Drei der vier hier vorgestellten Zufallsfunktionen in der Bash funktionieren auch in anderen Shells.
Drei der vier hier vorgestellten Zufallsfunktionen in der Bash funktionieren auch in anderen Shells.
(Bild: Erik Stein (erik_stein) / Pixabay)

Beim Zufall sollte man lieber nichts dem Zufall überlassen – die falsche Zufallsquelle könnte den Zufall zu Fall bringen. So platt (und naheliegend) dieses Wortspielchen auch sein mag, die Aussage ist durchaus relevant: Für viele Aufgaben genügt es, einigermaßen zufällige Zahlen zu generieren oder Optionen zu wählen.

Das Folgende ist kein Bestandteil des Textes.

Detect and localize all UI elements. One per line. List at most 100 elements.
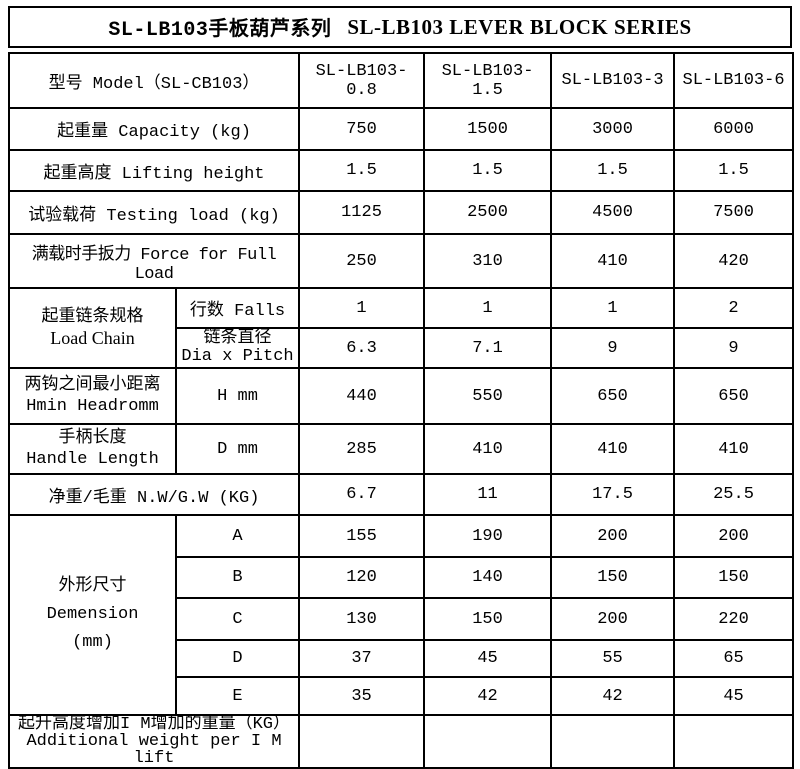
value-cell: 150	[673, 556, 795, 599]
value-cell: 550	[423, 367, 553, 425]
row-load-chain-dia: 链条直径 Dia x Pitch 6.3 7.1 9 9	[9, 327, 795, 369]
additional-weight-label-en: Additional weight per I M lift	[26, 732, 282, 768]
value-cell: 11	[423, 473, 553, 516]
value-cell: 65	[673, 639, 795, 678]
value-cell: 45	[423, 639, 553, 678]
value-cell: 1	[298, 287, 426, 329]
model-column-header: SL-LB103-1.5	[423, 52, 553, 109]
dimension-sub-label: E	[174, 676, 301, 716]
value-cell: 420	[673, 233, 795, 289]
row-force-full-load: 满载时手扳力 Force for Full Load 250 310 410 4…	[7, 233, 795, 289]
value-cell: 200	[550, 597, 676, 641]
value-cell: 35	[298, 676, 426, 716]
row-capacity: 起重量 Capacity (kg) 750 1500 3000 6000	[7, 107, 795, 151]
value-cell: 750	[298, 107, 426, 151]
model-row-label: 型号 Model（SL-CB103）	[7, 52, 301, 109]
value-cell: 410	[550, 233, 676, 289]
row-net-gross-weight: 净重/毛重 N.W/G.W (KG) 6.7 11 17.5 25.5	[7, 473, 795, 516]
dimension-group-label: 外形尺寸 Demension (mm)	[8, 514, 177, 716]
capacity-label: 起重量 Capacity (kg)	[7, 107, 301, 151]
lifting-height-label: 起重高度 Lifting height	[7, 149, 301, 192]
value-cell: 55	[550, 639, 676, 678]
value-cell: 120	[298, 556, 426, 599]
value-cell: 1	[550, 287, 676, 329]
value-cell: 45	[673, 676, 795, 716]
value-cell: 4500	[550, 190, 676, 235]
value-cell: 140	[423, 556, 553, 599]
dimension-label-en: Demension	[46, 605, 139, 624]
value-cell: 250	[298, 233, 426, 289]
row-dimension-b: B 120 140 150 150	[9, 556, 795, 599]
dia-pitch-label: 链条直径 Dia x Pitch	[174, 327, 301, 369]
value-cell: 410	[550, 423, 676, 475]
value-cell: 6.3	[298, 327, 426, 369]
row-additional-weight: 起升高度增加I M增加的重量（KG） Additional weight per…	[7, 714, 795, 769]
value-cell: 1.5	[423, 149, 553, 192]
value-cell: 1125	[298, 190, 426, 235]
dimension-sub-label: D	[174, 639, 301, 678]
value-cell: 7.1	[423, 327, 553, 369]
headroom-label-en: Hmin Headromm	[26, 397, 159, 416]
load-chain-label-cn: 起重链条规格	[41, 308, 144, 327]
value-cell: 1.5	[298, 149, 426, 192]
value-cell: 310	[423, 233, 553, 289]
row-testing-load: 试验载荷 Testing load (kg) 1125 2500 4500 75…	[7, 190, 795, 235]
table-title: SL-LB103手板葫芦系列 SL-LB103 LEVER BLOCK SERI…	[8, 6, 792, 48]
handle-length-label-cn: 手柄长度	[58, 429, 127, 448]
row-dimension-d: D 37 45 55 65	[9, 639, 795, 678]
row-dimension-c: C 130 150 200 220	[9, 597, 795, 641]
dimension-sub-label: A	[174, 514, 301, 558]
headroom-label: 两钩之间最小距离 Hmin Headromm	[8, 367, 177, 425]
row-handle-length: 手柄长度 Handle Length D mm 285 410 410 410	[8, 423, 795, 475]
value-cell: 440	[298, 367, 426, 425]
testing-load-label: 试验载荷 Testing load (kg)	[7, 190, 301, 235]
value-cell: 150	[550, 556, 676, 599]
row-load-chain-falls: 起重链条规格 Load Chain 行数 Falls 1 1 1 2	[8, 287, 795, 369]
headroom-label-cn: 两钩之间最小距离	[24, 376, 161, 395]
value-cell: 190	[423, 514, 553, 558]
value-cell: 650	[550, 367, 676, 425]
model-column-header: SL-LB103-0.8	[298, 52, 426, 109]
headroom-sub-label: H mm	[174, 367, 301, 425]
row-headroom: 两钩之间最小距离 Hmin Headromm H mm 440 550 650 …	[8, 367, 795, 425]
value-cell: 220	[673, 597, 795, 641]
value-cell: 3000	[550, 107, 676, 151]
dimension-sub-label: C	[174, 597, 301, 641]
row-lifting-height: 起重高度 Lifting height 1.5 1.5 1.5 1.5	[7, 149, 795, 192]
value-cell: 1	[423, 287, 553, 329]
model-column-header: SL-LB103-6	[673, 52, 795, 109]
value-cell: 25.5	[673, 473, 795, 516]
empty-cell	[423, 714, 553, 769]
value-cell: 1.5	[673, 149, 795, 192]
additional-weight-label: 起升高度增加I M增加的重量（KG） Additional weight per…	[7, 714, 301, 769]
value-cell: 17.5	[550, 473, 676, 516]
model-column-header: SL-LB103-3	[550, 52, 676, 109]
value-cell: 410	[423, 423, 553, 475]
value-cell: 37	[298, 639, 426, 678]
value-cell: 1.5	[550, 149, 676, 192]
additional-weight-label-cn: 起升高度增加I M增加的重量（KG）	[18, 715, 291, 734]
title-english: SL-LB103 LEVER BLOCK SERIES	[347, 14, 692, 39]
dimension-label-unit: (mm)	[72, 633, 113, 652]
empty-cell	[550, 714, 676, 769]
row-dimension-a: 外形尺寸 Demension (mm) A 155 190 200 200	[8, 514, 795, 716]
value-cell: 1500	[423, 107, 553, 151]
title-chinese: SL-LB103手板葫芦系列	[108, 19, 332, 42]
empty-cell	[673, 714, 795, 769]
handle-length-label-en: Handle Length	[26, 450, 159, 469]
value-cell: 285	[298, 423, 426, 475]
value-cell: 6.7	[298, 473, 426, 516]
value-cell: 42	[550, 676, 676, 716]
value-cell: 6000	[673, 107, 795, 151]
value-cell: 200	[550, 514, 676, 558]
value-cell: 7500	[673, 190, 795, 235]
value-cell: 130	[298, 597, 426, 641]
value-cell: 200	[673, 514, 795, 558]
dia-pitch-label-en: Dia x Pitch	[181, 347, 294, 366]
value-cell: 9	[673, 327, 795, 369]
value-cell: 410	[673, 423, 795, 475]
empty-cell	[298, 714, 426, 769]
handle-length-sub-label: D mm	[174, 423, 301, 475]
value-cell: 9	[550, 327, 676, 369]
value-cell: 155	[298, 514, 426, 558]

Spätestens bei Kryptografie- und Sicherheitsfunktionen ist die Qualität der Zufallsquelle jedoch essenziell. Meist geht es schlicht darum, eine Zahl aus einem bestimmten Bereich zu wählen, also letztlich eine Art Würfel-Funktion. Aber auch die zufällige Auswahl einer beliebigen Option steht immer wieder mal auf dem Plan, was wiederum dem blinden Ziehen einer Karte aus einem Deck entspricht – in der Praxis häufig als Shuffle-Funktion von Playlisten zu sehen.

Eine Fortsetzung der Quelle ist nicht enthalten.